There have been a lot of changes across campus already this semester, and so we sat down with President Roger Casey to see what students, faculty and staff can look forward to in the upcoming semester and year.
When asked about rankings, President Casey spoke to the problems with such systems.
In regards to US News and World Report’s ranking, he was quick to note that that McDaniel was stagnated, due to the refusal of the Annapolis group, the elite liberal arts colleges group of which McDaniel is a member, to turn in their peer review surveys, which serve as 25% of the total score. He also stated that recent Department of Education rankings, though they had actually been kind to McDaniel, had drawn the ire of many college presidents by combining state and private college tuition statistics
He instead suggested students looking for a rating should consult the Money Magazine, “Bang-For-Your-Buck,” ratings, which he felt represented McDaniel in a more positive manner. In regards to what may be the college’s most notable rating, Casey said his final dream for McDaniel is that “I’d really like to be the number one tailgating school in the country.”
Casey also spoke to changes in the Honors Program as put in place by Dr. Upton. He was quick to praise the honors students of McDaniel, stating that, in his opinion, “the best students who are going to McDaniel can play in the same ballpark as the same students that are going to Harvard.”
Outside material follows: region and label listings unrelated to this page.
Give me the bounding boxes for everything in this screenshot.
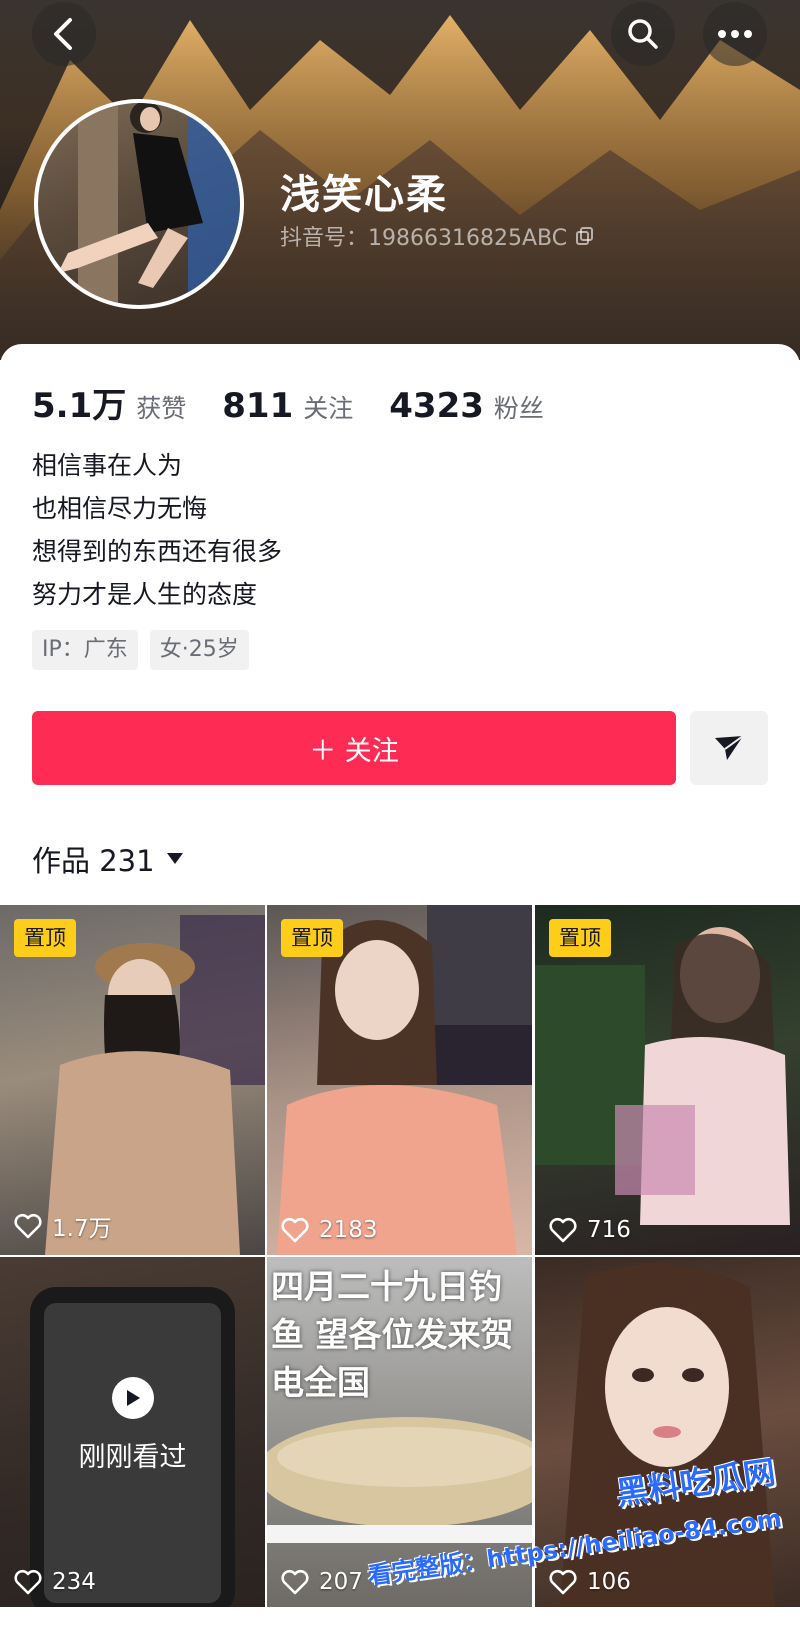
profile-header: 浅笑心柔 抖音号：19866316825ABC bbox=[0, 0, 800, 360]
stat-label: 获赞 bbox=[136, 394, 187, 423]
video-tile[interactable]: 刚刚看过 234 bbox=[0, 1257, 265, 1607]
recently-watched-label: 刚刚看过 bbox=[78, 1442, 187, 1473]
bio-line: 努力才是人生的态度 bbox=[32, 580, 258, 609]
like-count: 2183 bbox=[281, 1217, 378, 1243]
video-thumbnail bbox=[277, 905, 532, 1255]
like-count: 1.7万 bbox=[14, 1209, 112, 1243]
search-icon bbox=[628, 19, 658, 49]
video-tile[interactable]: 置顶 2183 bbox=[267, 905, 532, 1255]
copy-icon[interactable] bbox=[575, 226, 595, 246]
pinned-badge: 置顶 bbox=[281, 919, 343, 957]
stat-followers[interactable]: 4323 粉丝 bbox=[389, 386, 544, 426]
like-count: 106 bbox=[549, 1569, 631, 1595]
heart-icon bbox=[549, 1569, 577, 1595]
like-count-text: 2183 bbox=[319, 1217, 378, 1243]
video-thumbnail bbox=[535, 927, 790, 1225]
bio-line: 想得到的东西还有很多 bbox=[32, 537, 283, 566]
video-thumbnail bbox=[45, 915, 265, 1255]
avatar-image bbox=[58, 103, 240, 305]
video-caption: 四月二十九日钓鱼 望各位发来贺电全国 bbox=[271, 1267, 514, 1402]
like-count: 207 bbox=[281, 1569, 363, 1595]
more-button[interactable] bbox=[703, 2, 767, 66]
bio-line: 相信事在人为 bbox=[32, 451, 183, 480]
stat-label: 关注 bbox=[303, 394, 354, 423]
like-count: 234 bbox=[14, 1569, 96, 1595]
heart-icon bbox=[281, 1217, 309, 1243]
more-dots-icon bbox=[718, 30, 752, 38]
stat-value: 5.1万 bbox=[32, 386, 127, 426]
stat-likes[interactable]: 5.1万 获赞 bbox=[32, 378, 186, 427]
like-count-text: 1.7万 bbox=[52, 1216, 112, 1242]
stats-row: 5.1万 获赞 811 关注 4323 粉丝 bbox=[32, 378, 544, 427]
pinned-badge: 置顶 bbox=[14, 919, 76, 957]
like-count-text: 207 bbox=[319, 1569, 363, 1595]
like-count: 716 bbox=[549, 1217, 631, 1243]
heart-icon bbox=[281, 1569, 309, 1595]
works-count-label: 作品 231 bbox=[32, 844, 155, 878]
video-tile[interactable]: 置顶 1.7万 bbox=[0, 905, 265, 1255]
douyin-id-text: 抖音号：19866316825ABC bbox=[280, 226, 568, 251]
heart-icon bbox=[14, 1213, 42, 1239]
bio-line: 也相信尽力无悔 bbox=[32, 494, 208, 523]
ip-location-tag: IP：广东 bbox=[32, 630, 138, 670]
like-count-text: 106 bbox=[587, 1569, 631, 1595]
back-button[interactable] bbox=[32, 2, 96, 66]
chevron-left-icon bbox=[54, 18, 72, 50]
stat-label: 粉丝 bbox=[493, 394, 544, 423]
play-icon bbox=[111, 1377, 154, 1419]
douyin-id[interactable]: 抖音号：19866316825ABC bbox=[280, 220, 595, 252]
pinned-badge: 置顶 bbox=[549, 919, 611, 957]
avatar[interactable] bbox=[34, 99, 244, 309]
like-count-text: 234 bbox=[52, 1569, 96, 1595]
heart-icon bbox=[549, 1217, 577, 1243]
profile-card: 5.1万 获赞 811 关注 4323 粉丝 相信事在人为 也相信尽力无悔 想得… bbox=[0, 344, 800, 904]
video-tile[interactable]: 置顶 716 bbox=[535, 905, 800, 1255]
nickname: 浅笑心柔 bbox=[280, 172, 448, 218]
gender-age-tag: 女·25岁 bbox=[149, 630, 249, 670]
send-icon bbox=[715, 735, 744, 760]
search-button[interactable] bbox=[611, 2, 675, 66]
caret-down-icon bbox=[166, 853, 183, 864]
profile-tags: IP：广东 女·25岁 bbox=[32, 630, 249, 670]
stat-following[interactable]: 811 关注 bbox=[222, 386, 353, 426]
follow-button-label: ＋ 关注 bbox=[309, 735, 399, 767]
bio: 相信事在人为 也相信尽力无悔 想得到的东西还有很多 努力才是人生的态度 bbox=[32, 444, 282, 616]
like-count-text: 716 bbox=[587, 1217, 631, 1243]
heart-icon bbox=[14, 1569, 42, 1595]
share-button[interactable] bbox=[690, 711, 768, 785]
stat-value: 4323 bbox=[389, 386, 484, 426]
follow-button[interactable]: ＋ 关注 bbox=[32, 711, 676, 785]
stat-value: 811 bbox=[222, 386, 294, 426]
works-tab[interactable]: 作品 231 bbox=[32, 838, 183, 880]
recently-watched-overlay: 刚刚看过 bbox=[0, 1377, 265, 1474]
The focus, according to Casey, is on giving students in the honors program and beyond the support structures to allow them to compete with students from across the country, and to move on to both high-level graduate schools and national fellowship programs such as Fulbright and Rhodes. He said this includes potentially developing for-credit courses to help students apply for graduate schools, prepare for tests such as the LSAT and apply for fellowships.
Casey also confirmed that a design plan was in place for two more North Village style residences; these residences would be similar to those in place at the present, but would be three stories as opposed to two. He was quick to note though that the project was still in the early stages of cost analysis. Renovations on McDaniel Hall are also on the horizon once funds become available, along with a potential expansion of the Decker student center, and renovation of the McDaniel and Harrison Houses.
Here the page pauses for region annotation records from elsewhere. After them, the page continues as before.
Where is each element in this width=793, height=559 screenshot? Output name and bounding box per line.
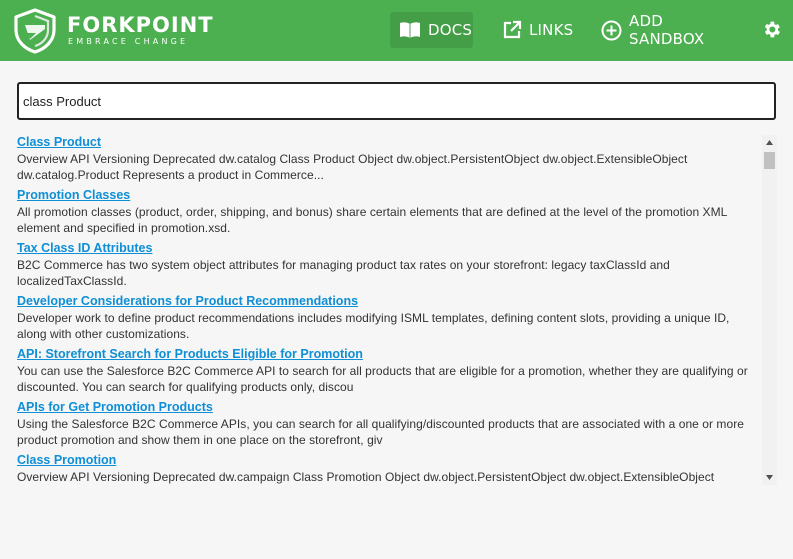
plus-circle-icon bbox=[601, 20, 622, 40]
result-title-link[interactable]: Developer Considerations for Product Rec… bbox=[17, 294, 758, 309]
brand-tagline: EMBRACE CHANGE bbox=[68, 37, 189, 46]
nav-docs-button[interactable]: DOCS bbox=[390, 12, 473, 48]
top-navigation-bar: FORKPOINT EMBRACE CHANGE DOCS LINKS ADD … bbox=[0, 0, 793, 61]
nav-links-button[interactable]: LINKS bbox=[502, 12, 577, 48]
result-snippet: Overview API Versioning Deprecated dw.ca… bbox=[17, 152, 688, 182]
result-title-link[interactable]: API: Storefront Search for Products Elig… bbox=[17, 347, 758, 362]
result-snippet: Using the Salesforce B2C Commerce APIs, … bbox=[17, 417, 744, 447]
nav-add-sandbox-button[interactable]: ADD SANDBOX bbox=[601, 12, 741, 48]
external-link-icon bbox=[503, 20, 522, 39]
result-title-link[interactable]: Class Promotion bbox=[17, 453, 758, 468]
result-title-link[interactable]: Promotion Classes bbox=[17, 188, 758, 203]
result-title-link[interactable]: Tax Class ID Attributes bbox=[17, 241, 758, 256]
results-scrollbar[interactable] bbox=[762, 135, 777, 485]
result-item: APIs for Get Promotion Products Using the… bbox=[17, 400, 758, 453]
gear-icon[interactable] bbox=[761, 19, 782, 40]
result-item: Promotion Classes All promotion classes (… bbox=[17, 188, 758, 241]
result-snippet: Overview API Versioning Deprecated dw.ca… bbox=[17, 470, 715, 484]
search-results-list: Class Product Overview API Versioning Dep… bbox=[17, 135, 758, 486]
brand: FORKPOINT EMBRACE CHANGE bbox=[67, 14, 214, 47]
result-item: API: Storefront Search for Products Elig… bbox=[17, 347, 758, 400]
result-item: Tax Class ID Attributes B2C Commerce has … bbox=[17, 241, 758, 294]
search-box[interactable] bbox=[17, 82, 776, 120]
search-input[interactable] bbox=[23, 93, 770, 109]
result-title-link[interactable]: APIs for Get Promotion Products bbox=[17, 400, 758, 415]
scroll-down-arrow-icon[interactable] bbox=[762, 470, 777, 485]
result-item: Class Product Overview API Versioning Dep… bbox=[17, 135, 758, 188]
result-item: Developer Considerations for Product Rec… bbox=[17, 294, 758, 347]
scroll-up-arrow-icon[interactable] bbox=[762, 135, 777, 150]
result-title-link[interactable]: Class Product bbox=[17, 135, 758, 150]
nav-add-sandbox-label: ADD SANDBOX bbox=[629, 12, 705, 48]
result-snippet: B2C Commerce has two system object attri… bbox=[17, 258, 670, 288]
result-snippet: You can use the Salesforce B2C Commerce … bbox=[17, 364, 748, 394]
brand-name: FORKPOINT bbox=[67, 13, 214, 37]
nav-links-label: LINKS bbox=[529, 21, 574, 39]
nav-docs-label: DOCS bbox=[428, 21, 473, 39]
forkpoint-shield-logo-icon bbox=[14, 8, 56, 54]
scrollbar-thumb[interactable] bbox=[764, 152, 775, 169]
book-open-icon bbox=[400, 22, 420, 38]
result-snippet: All promotion classes (product, order, s… bbox=[17, 205, 727, 235]
result-snippet: Developer work to define product recomme… bbox=[17, 311, 730, 341]
result-item: Class Promotion Overview API Versioning D… bbox=[17, 453, 758, 486]
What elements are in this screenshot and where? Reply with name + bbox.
In regards to Campus Safety’s recent changes, Casey spoke positively about the new leadership of Director Hamrick, and stated that the changes made in response to incidents last year had statistically made the campus much safer. He also noted that the move to Pennsylvania Avenue was a smart and helpful change, but is being delayed due to negotiations with the City of Westminster regarding running cables under the street.
“I’m really optimistic about things that have improved in that area [campus safety] and I hope that students are feeling good about it as well,” said the President.
Lastly, Casey noted that over the summer there had been meetings with a strategic planning group to forge a plan for the future of McDaniel.
“At the core of what we think is important is that McDaniel have what we are calling a Commitment. That we have a commitment with our students that if you come to this college to get an education, we will do everything we can to ensure that you get X, Y, and Z. We don’t want a credibility gap between what we say and what students experience here.”
He stated that the school is looking to offer higher levels of mentoring, expanded access to experiential learning opportunities such as study abroad, internships and service opportunities. Likewise, he mentioned that financial feasibility is still a top priority, along with technological advancement for the campus.
Time will tell how these changes will pan out.